Member of the Arizona Senate from the Yavapai County district
- In office January 1925 – December 1932
- Preceded by: Charles H. Rutherford Howard Cornick
- Succeeded by: Perry McArthur

Personal details
- Born: 1880
- Died: December 30, 1939 (aged 58–59) Rochester, New York, US
- Party: Democratic
- Spouse: Eva
- Children: Alpheus L., John, Catharine, and Mary
- Profession: Politician

= A. H. Favour =

American politician

Alpheus H. Favour (1880 – December 30, 1939) was an American politician from Arizona.

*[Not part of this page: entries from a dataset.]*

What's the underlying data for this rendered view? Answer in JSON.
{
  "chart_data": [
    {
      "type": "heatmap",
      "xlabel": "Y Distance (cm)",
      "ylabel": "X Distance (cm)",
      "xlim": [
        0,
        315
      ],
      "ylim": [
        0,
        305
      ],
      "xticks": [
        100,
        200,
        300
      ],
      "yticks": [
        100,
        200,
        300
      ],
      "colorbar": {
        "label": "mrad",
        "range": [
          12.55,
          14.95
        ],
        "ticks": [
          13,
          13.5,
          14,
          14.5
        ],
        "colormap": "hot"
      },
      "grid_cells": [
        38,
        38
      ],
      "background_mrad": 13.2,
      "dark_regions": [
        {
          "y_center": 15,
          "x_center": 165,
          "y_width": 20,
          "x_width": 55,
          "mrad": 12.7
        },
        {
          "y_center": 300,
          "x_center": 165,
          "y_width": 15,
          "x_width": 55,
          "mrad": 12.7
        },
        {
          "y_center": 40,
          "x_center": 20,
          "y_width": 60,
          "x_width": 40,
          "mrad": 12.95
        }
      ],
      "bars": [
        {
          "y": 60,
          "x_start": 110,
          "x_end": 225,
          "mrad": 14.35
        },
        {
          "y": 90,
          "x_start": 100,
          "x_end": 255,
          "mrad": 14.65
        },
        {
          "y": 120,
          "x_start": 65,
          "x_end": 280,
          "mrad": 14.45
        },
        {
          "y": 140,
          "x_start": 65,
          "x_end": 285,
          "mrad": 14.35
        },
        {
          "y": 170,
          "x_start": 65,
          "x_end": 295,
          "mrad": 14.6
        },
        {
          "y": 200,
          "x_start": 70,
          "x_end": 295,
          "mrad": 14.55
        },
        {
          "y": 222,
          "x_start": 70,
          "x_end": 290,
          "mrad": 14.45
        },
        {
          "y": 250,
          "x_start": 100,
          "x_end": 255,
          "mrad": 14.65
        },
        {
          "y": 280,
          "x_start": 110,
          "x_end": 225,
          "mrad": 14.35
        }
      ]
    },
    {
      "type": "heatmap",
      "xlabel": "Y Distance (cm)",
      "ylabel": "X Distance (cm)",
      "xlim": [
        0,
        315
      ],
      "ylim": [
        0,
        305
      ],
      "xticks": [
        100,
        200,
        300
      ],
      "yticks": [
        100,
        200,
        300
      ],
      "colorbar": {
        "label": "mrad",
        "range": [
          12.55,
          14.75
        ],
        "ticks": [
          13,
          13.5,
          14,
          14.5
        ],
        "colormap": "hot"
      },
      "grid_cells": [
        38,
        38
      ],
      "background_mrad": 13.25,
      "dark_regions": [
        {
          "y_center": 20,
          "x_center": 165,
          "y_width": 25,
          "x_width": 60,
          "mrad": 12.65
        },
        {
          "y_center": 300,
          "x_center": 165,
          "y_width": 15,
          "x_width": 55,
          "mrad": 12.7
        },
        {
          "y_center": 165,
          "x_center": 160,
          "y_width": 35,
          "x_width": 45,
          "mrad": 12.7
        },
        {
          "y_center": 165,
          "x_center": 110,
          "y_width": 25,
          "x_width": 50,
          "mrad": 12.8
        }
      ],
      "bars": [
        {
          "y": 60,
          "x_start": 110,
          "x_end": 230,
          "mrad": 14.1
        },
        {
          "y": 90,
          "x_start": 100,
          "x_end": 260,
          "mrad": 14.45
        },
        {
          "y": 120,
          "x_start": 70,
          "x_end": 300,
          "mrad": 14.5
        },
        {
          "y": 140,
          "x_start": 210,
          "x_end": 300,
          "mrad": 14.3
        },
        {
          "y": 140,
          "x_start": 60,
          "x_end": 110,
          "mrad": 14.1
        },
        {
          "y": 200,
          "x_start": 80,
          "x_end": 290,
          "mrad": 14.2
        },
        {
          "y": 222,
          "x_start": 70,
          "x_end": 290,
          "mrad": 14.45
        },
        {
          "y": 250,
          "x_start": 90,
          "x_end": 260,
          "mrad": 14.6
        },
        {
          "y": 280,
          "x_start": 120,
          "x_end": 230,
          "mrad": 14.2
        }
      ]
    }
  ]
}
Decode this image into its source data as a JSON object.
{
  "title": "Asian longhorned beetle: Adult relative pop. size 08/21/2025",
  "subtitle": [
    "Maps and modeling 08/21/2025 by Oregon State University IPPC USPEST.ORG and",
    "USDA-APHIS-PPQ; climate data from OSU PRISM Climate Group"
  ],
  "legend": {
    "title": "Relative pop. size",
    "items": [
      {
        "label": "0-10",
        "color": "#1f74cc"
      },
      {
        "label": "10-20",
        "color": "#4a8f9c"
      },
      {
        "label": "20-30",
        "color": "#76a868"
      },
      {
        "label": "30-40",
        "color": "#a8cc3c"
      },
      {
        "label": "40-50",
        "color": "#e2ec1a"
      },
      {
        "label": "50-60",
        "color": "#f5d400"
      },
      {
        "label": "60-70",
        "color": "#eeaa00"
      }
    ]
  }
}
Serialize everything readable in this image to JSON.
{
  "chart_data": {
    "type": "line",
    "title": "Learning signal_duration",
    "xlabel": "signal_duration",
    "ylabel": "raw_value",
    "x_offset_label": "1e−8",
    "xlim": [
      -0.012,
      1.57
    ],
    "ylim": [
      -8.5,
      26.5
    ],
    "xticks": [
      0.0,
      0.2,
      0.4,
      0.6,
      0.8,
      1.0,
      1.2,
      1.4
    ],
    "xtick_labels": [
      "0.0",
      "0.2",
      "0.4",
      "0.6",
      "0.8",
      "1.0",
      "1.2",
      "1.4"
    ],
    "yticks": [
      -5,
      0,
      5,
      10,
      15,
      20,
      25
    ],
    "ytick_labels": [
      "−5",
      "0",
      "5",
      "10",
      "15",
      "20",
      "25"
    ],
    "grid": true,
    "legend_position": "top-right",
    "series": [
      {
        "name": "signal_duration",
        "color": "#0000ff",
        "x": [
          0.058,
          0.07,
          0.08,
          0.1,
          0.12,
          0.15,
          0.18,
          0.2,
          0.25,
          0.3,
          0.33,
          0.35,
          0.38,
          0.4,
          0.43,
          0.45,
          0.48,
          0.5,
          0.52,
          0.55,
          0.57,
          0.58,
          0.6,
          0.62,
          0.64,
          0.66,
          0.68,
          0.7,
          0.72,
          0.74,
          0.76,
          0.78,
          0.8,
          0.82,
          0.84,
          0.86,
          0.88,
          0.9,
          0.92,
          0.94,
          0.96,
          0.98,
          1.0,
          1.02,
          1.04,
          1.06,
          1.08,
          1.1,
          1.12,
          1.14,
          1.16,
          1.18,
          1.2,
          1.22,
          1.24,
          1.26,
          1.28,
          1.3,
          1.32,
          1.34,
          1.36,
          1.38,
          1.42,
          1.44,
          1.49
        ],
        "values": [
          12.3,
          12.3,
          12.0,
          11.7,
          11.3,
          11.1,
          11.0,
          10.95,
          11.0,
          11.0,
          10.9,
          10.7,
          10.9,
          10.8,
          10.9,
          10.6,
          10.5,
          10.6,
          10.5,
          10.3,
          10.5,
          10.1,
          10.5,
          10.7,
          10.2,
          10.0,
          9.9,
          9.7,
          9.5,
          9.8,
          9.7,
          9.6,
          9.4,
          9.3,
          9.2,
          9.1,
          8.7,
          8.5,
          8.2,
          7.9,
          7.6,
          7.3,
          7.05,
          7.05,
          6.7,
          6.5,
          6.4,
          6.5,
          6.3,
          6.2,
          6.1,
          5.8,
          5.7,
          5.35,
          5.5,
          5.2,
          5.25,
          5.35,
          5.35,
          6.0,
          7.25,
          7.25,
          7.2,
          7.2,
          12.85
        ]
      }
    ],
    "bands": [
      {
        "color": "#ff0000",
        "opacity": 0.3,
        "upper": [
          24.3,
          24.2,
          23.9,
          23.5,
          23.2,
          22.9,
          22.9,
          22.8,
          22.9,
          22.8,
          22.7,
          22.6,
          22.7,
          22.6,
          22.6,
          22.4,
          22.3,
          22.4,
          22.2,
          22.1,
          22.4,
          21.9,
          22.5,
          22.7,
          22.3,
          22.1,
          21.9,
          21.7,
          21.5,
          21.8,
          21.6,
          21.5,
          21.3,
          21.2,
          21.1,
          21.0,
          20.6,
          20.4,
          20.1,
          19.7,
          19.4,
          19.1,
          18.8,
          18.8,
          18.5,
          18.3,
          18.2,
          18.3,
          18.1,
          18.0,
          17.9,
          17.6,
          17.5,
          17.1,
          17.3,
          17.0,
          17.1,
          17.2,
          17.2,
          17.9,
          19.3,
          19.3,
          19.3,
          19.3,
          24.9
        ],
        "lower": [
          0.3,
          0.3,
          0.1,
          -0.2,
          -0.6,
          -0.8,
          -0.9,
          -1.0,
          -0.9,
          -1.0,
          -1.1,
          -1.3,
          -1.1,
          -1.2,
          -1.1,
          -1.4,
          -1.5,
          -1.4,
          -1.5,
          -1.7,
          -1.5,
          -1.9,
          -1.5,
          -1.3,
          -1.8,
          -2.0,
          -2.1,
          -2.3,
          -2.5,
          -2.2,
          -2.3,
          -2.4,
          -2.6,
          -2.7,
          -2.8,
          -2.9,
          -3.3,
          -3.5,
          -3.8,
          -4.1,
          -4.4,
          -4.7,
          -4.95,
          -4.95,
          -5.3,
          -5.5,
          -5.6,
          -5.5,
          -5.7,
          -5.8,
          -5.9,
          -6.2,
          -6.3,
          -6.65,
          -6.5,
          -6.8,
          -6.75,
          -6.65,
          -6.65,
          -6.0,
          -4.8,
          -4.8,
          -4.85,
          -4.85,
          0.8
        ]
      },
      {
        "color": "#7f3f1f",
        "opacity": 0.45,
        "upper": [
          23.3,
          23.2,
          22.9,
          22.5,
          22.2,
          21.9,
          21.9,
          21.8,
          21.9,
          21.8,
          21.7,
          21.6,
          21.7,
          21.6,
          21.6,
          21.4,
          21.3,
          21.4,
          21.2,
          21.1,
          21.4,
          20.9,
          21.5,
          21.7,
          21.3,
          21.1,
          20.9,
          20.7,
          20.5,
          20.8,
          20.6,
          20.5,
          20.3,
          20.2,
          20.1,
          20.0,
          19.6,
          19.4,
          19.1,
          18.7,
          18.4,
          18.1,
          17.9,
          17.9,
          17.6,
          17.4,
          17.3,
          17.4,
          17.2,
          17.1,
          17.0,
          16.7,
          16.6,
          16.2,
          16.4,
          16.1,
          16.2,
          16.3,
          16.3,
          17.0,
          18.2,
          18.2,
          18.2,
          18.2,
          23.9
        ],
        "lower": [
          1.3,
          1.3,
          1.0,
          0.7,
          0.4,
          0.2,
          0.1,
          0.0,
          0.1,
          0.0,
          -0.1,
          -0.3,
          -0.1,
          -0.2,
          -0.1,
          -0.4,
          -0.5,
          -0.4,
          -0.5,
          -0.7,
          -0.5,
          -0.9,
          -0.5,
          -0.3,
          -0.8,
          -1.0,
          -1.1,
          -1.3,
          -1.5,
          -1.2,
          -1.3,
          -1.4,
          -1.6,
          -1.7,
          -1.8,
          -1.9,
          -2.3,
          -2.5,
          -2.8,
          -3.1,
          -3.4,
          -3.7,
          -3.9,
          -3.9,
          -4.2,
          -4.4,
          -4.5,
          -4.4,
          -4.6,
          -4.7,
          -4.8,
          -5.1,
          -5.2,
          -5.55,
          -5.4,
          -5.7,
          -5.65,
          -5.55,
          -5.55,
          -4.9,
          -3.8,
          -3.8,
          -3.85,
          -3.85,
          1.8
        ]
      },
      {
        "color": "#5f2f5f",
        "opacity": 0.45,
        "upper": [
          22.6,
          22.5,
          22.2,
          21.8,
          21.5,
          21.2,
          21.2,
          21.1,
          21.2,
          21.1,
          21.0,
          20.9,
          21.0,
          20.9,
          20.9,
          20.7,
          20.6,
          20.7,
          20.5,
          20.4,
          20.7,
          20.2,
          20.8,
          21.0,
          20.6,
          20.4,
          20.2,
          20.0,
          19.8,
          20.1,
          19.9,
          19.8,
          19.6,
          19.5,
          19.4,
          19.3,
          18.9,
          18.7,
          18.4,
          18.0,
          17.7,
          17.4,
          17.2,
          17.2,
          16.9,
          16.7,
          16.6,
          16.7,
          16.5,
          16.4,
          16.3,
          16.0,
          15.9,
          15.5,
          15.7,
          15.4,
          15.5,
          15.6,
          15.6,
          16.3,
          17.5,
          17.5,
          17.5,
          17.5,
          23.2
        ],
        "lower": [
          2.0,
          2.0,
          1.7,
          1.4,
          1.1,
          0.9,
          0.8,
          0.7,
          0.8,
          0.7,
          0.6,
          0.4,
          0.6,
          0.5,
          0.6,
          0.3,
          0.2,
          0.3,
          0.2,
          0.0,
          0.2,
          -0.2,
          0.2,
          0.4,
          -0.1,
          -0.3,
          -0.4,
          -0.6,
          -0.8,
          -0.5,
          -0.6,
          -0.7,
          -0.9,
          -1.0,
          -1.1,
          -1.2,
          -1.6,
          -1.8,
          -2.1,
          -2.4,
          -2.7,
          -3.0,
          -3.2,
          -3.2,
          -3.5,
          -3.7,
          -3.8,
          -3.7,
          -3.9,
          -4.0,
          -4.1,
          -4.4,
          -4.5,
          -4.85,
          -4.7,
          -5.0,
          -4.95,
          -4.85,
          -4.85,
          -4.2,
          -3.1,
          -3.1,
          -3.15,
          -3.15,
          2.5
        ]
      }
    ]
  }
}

He served a four consecutive terms in the Arizona State Senate during the 7th through the 10th Arizona State Legislatures, holding one of the two seats from Yavapai County.

==Biography==
Favour was born in 1880. He was the vice-president of the Bank of Arizona. He was married to Eva Favour, and they had four children: Alpheus L., John, Catharine, and Mary. In 1936, he wrote the definitive biography of the famous mountain man, Old Bill Williams, entitled, Old Bill Williams: Mountain Man. In late November 1939, Favour went to the Mayo Clinic for treatment and observation. While there, he developed streptococcus, which got progressively worse and resulted in his death on December 30, 1939, at a hospital in Rochester, New York.